Sweden’s AB Volvo has reported a bigger-than-expected rise in quarterly core earnings as stronger demand for heavy trucks more than offset costs stemming from strains on its supply chain, sending its shares to a record high.

Sweden’s biggest manufacturer by sales also raised its outlook for truck markets on both sides of the North Atlantic this year and forecast a further strong recovery in sales of commercial vehicles in North America in 2018.

“These are blow-out numbers,” said analyst Hampus Engellau at Handelsbanken Capital Markets, which rates the stock “buy”.

Volvo and rivals in the truck industry such as Germany’s Daimler and Volkswagen have hit a sweet spot this year, with rising or already robust demand in all major commercial vehicles markets.

The broad upturn in demand was also in evidence in Daimler’s quarterly results, also released yesterday, with a double-digit rise in deliveries and a 32 per cent jump in earnings at its trucks division.

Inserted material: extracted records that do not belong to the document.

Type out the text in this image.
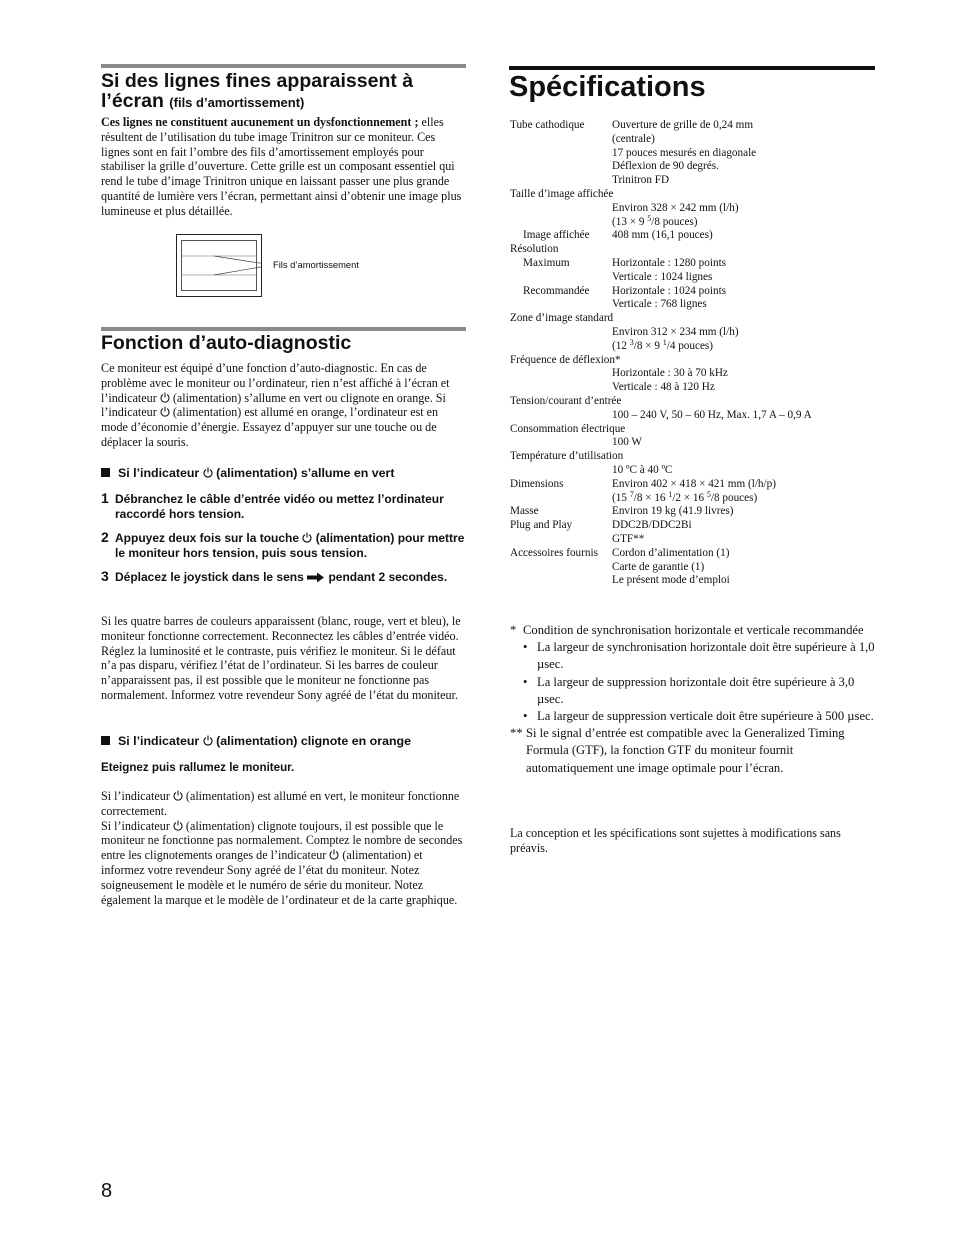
Si des lignes fines apparaissent à l’écran (fils d’amortissement)
Ces lignes ne constituent aucunement un dysfonctionnement ; elles résultent de l’utilisation du tube image Trinitron sur ce moniteur. Ces lignes sont en fait l’ombre des fils d’amortissement employés pour stabiliser la grille d’ouverture. Cette grille est un composant essentiel qui rend le tube d’image Trinitron unique en laissant passer une plus grande quantité de lumière vers l’écran, permettant ainsi d’obtenir une image plus lumineuse et plus détaillée.
Fils d’amortissement
Fonction d’auto-diagnostic
Ce moniteur est équipé d’une fonction d’auto-diagnostic. En cas de problème avec le moniteur ou l’ordinateur, rien n’est affiché à l’écran et l’indicateur (alimentation) s’allume en vert ou clignote en orange. Si l’indicateur (alimentation) est allumé en orange, l’ordinateur est en mode d’économie d’énergie. Essayez d’appuyer sur une touche ou de déplacer la souris.
Si l’indicateur (alimentation) s’allume en vert
1 Débranchez le câble d’entrée vidéo ou mettez l’ordinateur raccordé hors tension.
2 Appuyez deux fois sur la touche (alimentation) pour mettre le moniteur hors tension, puis sous tension.
3 Déplacez le joystick dans le sens pendant 2 secondes.
Si les quatre barres de couleurs apparaissent (blanc, rouge, vert et bleu), le moniteur fonctionne correctement. Reconnectez les câbles d’entrée vidéo. Réglez la luminosité et le contraste, puis vérifiez le moniteur. Si le défaut n’a pas disparu, vérifiez l’état de l’ordinateur. Si les barres de couleur n’apparaissent pas, il est possible que le moniteur ne fonctionne pas normalement. Informez votre revendeur Sony agréé de l’état du moniteur.
Si l’indicateur (alimentation) clignote en orange
Eteignez puis rallumez le moniteur.
Si l’indicateur (alimentation) est allumé en vert, le moniteur fonctionne correctement.
Si l’indicateur (alimentation) clignote toujours, il est possible que le moniteur ne fonctionne pas normalement. Comptez le nombre de secondes entre les clignotements oranges de l’indicateur (alimentation) et informez votre revendeur Sony agréé de l’état du moniteur. Notez soigneusement le modèle et le numéro de série du moniteur. Notez également la marque et le modèle de l’ordinateur et de la carte graphique.
Spécifications
Tube cathodique Ouverture de grille de 0,24 mm
(centrale)
17 pouces mesurés en diagonale
Déflexion de 90 degrés.
Trinitron FD
Taille d’image affichée

Environ 328 × 242 mm (l/h)
(13 × 9 $^5$/8 pouces)
Image affichée 408 mm (16,1 pouces)
Résolution

Maximum	Horizontale : 1280 points
Verticale : 1024 lignes
Recommandée Horizontale : 1024 points
Verticale : 768 lignes
Zone d’image standard

Environ 312 × 234 mm (l/h)
(12 $^3$/8 × 9 $^1$/4 pouces)
Fréquence de déflexion*

Horizontale : 30 à 70 kHz
Verticale : 48 à 120 Hz
Tension/courant d’entrée

100 – 240 V, 50 – 60 Hz, Max. 1,7 A – 0,9 A
Consommation électrique

100 W
Température d’utilisation

10 ºC à 40 ºC
Dimensions	Environ 402 × 418 × 421 mm (l/h/p)
(15 $^7$/8 × 16 $^1$/2 × 16 $^5$/8 pouces)
Masse	Environ 19 kg (41.9 livres)
Plug and Play	DDC2B/DDC2Bi
GTF**
Accessoires fournis Cordon d’alimentation (1)
Carte de garantie (1)
Le présent mode d’emploi
* Condition de synchronisation horizontale et verticale recommandée
• La largeur de synchronisation horizontale doit être supérieure à 1,0 µsec.
• La largeur de suppression horizontale doit être supérieure à 3,0 µsec.
• La largeur de suppression verticale doit être supérieure à 500 µsec.
** Si le signal d’entrée est compatible avec la Generalized Timing Formula (GTF), la fonction GTF du moniteur fournit automatiquement une image optimale pour l’écran.
La conception et les spécifications sont sujettes à modifications sans préavis.
8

Yet the buoyant demand has also come at a cost, with pressured supply chains leading components maker SAF-Holland to scale back its 2017 margin outlook this month, while Volvo’s profitability was dented in the second quarter.

Volvo said stretched components supply had continued to have an impact in the third quarter, but with a 13 per cent rise in truck deliveries and sharply higher earnings in its construction equipment arm, this was shrugged off.

CEO Martin Lundstedt, a former boss at rival Scania, said the bottlenecks that had mainly hit European truck manufacturing had eased somewhat in recent months, along with supplies of components for powertrains, or engines and axles.